Criado em 2002, o título reconhece que as comunidades agraciadas possuem um sistema de relações intrincadas entre estas e seus territórios, seus panoramas culturais e modo de agricultura, garantindo sua preservação. Segundo Soldati, essa conquista consagra mais de quinze anos de dedicação e estudos socialmente referenciados na Serra do Espinhaço: “Isso permite entender melhor a importância das agriculturas tradicionais para o mundo. É um sistema que sintetiza uma das principais tradições de nosso estado, a culinária, e que espalha para todos os cantos, em cada sempre-viva espalhada pelo mundo, o sentido de nossas minas e dos nossos gerais.
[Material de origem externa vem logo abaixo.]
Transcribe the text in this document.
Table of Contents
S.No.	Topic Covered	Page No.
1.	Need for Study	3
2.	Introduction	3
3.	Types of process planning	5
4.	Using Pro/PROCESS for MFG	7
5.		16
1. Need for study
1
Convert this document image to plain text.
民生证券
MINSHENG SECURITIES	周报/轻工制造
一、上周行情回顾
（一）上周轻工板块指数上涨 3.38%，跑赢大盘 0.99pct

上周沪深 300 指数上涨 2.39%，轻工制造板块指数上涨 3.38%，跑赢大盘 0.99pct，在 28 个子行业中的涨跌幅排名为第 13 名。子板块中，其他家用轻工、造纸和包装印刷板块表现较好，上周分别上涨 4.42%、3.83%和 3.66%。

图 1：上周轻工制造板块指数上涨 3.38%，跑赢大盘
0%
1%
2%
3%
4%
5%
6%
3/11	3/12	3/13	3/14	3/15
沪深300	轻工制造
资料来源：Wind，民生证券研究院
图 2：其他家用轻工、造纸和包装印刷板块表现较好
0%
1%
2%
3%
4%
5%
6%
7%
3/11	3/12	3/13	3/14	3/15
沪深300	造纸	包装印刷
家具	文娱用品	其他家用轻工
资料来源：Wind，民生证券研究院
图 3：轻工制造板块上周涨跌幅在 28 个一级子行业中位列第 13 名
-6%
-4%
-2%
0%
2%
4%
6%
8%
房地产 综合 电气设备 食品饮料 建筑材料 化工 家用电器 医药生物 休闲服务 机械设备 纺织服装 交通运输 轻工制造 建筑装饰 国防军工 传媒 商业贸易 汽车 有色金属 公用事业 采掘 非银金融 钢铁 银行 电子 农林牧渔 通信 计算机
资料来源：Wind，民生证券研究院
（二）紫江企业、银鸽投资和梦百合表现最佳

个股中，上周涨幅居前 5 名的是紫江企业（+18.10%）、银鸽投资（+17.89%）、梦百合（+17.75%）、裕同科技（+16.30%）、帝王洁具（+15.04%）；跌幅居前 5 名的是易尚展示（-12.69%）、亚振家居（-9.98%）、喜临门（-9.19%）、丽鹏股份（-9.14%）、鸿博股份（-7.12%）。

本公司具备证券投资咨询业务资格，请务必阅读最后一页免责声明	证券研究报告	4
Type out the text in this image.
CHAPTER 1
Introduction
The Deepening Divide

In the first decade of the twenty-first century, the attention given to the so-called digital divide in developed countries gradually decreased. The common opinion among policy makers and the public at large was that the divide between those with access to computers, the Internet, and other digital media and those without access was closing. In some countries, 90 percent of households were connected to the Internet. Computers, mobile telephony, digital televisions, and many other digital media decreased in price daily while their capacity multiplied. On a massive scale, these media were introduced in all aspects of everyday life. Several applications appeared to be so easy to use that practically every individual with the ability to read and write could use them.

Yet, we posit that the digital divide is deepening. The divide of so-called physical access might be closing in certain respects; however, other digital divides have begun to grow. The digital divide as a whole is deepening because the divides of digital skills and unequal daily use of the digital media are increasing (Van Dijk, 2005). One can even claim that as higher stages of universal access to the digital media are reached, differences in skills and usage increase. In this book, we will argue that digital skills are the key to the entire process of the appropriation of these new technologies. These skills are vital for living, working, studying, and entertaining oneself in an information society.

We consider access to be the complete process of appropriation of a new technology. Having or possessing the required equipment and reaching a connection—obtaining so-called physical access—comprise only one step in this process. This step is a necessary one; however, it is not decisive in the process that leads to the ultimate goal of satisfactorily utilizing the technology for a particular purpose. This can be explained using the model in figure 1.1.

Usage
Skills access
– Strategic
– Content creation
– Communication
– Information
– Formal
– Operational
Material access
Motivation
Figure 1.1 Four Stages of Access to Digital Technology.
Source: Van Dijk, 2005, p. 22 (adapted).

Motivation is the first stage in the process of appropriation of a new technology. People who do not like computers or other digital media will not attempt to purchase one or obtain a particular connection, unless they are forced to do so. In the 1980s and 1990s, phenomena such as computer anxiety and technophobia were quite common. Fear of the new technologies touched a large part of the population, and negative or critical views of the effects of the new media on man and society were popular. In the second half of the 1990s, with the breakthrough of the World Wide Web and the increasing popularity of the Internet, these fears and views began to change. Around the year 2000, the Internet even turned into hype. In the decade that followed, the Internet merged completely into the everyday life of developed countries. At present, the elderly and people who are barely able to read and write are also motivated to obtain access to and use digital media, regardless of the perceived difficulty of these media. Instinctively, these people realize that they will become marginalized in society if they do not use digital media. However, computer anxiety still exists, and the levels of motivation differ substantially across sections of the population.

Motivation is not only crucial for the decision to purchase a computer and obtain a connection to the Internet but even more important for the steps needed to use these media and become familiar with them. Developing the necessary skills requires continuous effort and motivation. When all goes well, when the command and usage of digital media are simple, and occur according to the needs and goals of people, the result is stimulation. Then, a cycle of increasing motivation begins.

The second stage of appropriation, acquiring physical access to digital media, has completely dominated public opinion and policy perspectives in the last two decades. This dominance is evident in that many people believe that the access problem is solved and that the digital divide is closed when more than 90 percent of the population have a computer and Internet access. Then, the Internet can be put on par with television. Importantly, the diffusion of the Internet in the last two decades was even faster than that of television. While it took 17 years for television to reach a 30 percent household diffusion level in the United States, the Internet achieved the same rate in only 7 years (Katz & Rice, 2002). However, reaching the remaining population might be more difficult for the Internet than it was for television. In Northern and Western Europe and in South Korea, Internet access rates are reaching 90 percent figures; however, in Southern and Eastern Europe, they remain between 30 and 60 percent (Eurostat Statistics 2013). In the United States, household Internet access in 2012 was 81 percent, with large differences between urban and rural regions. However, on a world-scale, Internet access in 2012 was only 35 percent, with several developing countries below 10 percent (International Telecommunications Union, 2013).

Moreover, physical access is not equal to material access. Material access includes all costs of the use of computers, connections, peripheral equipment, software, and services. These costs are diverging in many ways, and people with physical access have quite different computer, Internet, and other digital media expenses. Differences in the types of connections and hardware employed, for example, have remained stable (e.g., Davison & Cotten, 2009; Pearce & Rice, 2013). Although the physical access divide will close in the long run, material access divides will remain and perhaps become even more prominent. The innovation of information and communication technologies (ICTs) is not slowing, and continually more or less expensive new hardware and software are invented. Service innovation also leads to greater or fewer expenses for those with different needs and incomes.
Hoje o mundo reconhece a importância e a beleza não apenas dos apanhadores e apanhadoras de sempre-vivas, mas de todos os povos tradicionais e originários dos trópicos”, conclui.

  Cerimônia no Mapa oficializou o reconhecimento. (Foto: Gustavo Soldati)

Cerimônia

A Codecex recebeu oficialmente o título de GIAHS nesta quarta (11), na sede do Ministério da Agricultura, Pecuária e Abastecimento (Mapa), em Brasília. Participaram da cerimônia, além de membros da comissão, a ministra da Agricultura, Pecuária e Abastecimento, Tereza Cristina Dias; o representante da FAO no Brasil, Rafael Zavala; e o secretário de Agricultura, Pecuária e Abastecimento do estado de Minas Gerais, José Ricardo Roseno. “Tatinha”, umas das principais lideranças dos apanhadores de sempre-vivas, também participou da solenidade.